O ministro das Relações Exteriores de Israel, Gideon Sa'ar, foi mais longe, sugerindo que havia uma "linha direta" entre os críticos de Israel, incluindo Starmer, e o assassinato de Yaron Lischinsky e Sarah Lynn Milgrim, os dois funcionários da embaixada israelense mortos a tiros em frente ao Museu Judaico em Washington.
Mas, apesar das demonstrações de apoio recebidas após o ataque, o governo israelense parece cada vez mais isolado, com aliados ocidentais e membros proeminentes da diáspora judaica expressando raiva — e angústia — pela guerra em Gaza.

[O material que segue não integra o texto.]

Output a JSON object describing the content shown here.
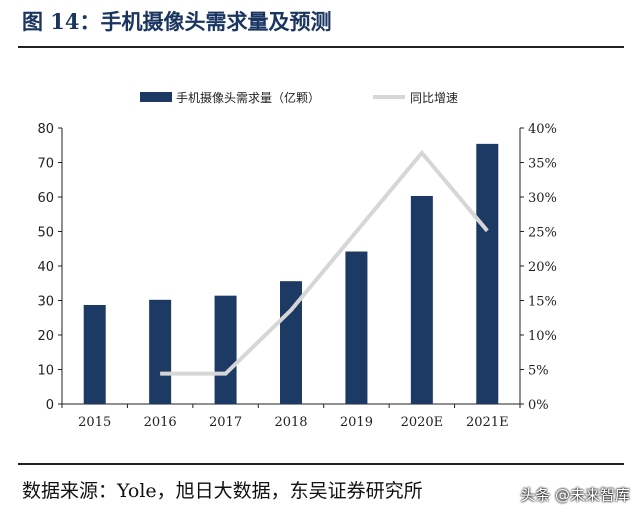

Lord Levy, ex-enviado para o Oriente Médio e conselheiro do ex-premiê britânico Tony Blair, disse que endossou as críticas do atual governo, até mesmo sugerindo que elas poderiam ter chegado "um pouco tarde".
"Tem que haver uma posição, não apenas nossa neste país, mas internacionalmente, contra o que está acontecendo em Gaza", disse ele ao programa The World at One, da BBC Radio 4, descrevendo-se como "um judeu muito orgulhoso... que se preocupa apaixonadamente por Israel".
Mas apesar de tudo isso, o único homem que poderia, se quisesse, parar a guerra, permanece em silêncio.
No final de sua recente turnê pelo Golfo, Donald Trump disse que "muitas pessoas estão morrendo de fome".
Autoridades da Casa Branca indicaram que o presidente dos EUA estava frustrado com a guerra e queria que o governo israelense "a encerrasse".
Mas enquanto outros líderes ocidentais expressam sua indignação publicamente, Trump faz poucos comentários sobre o tema.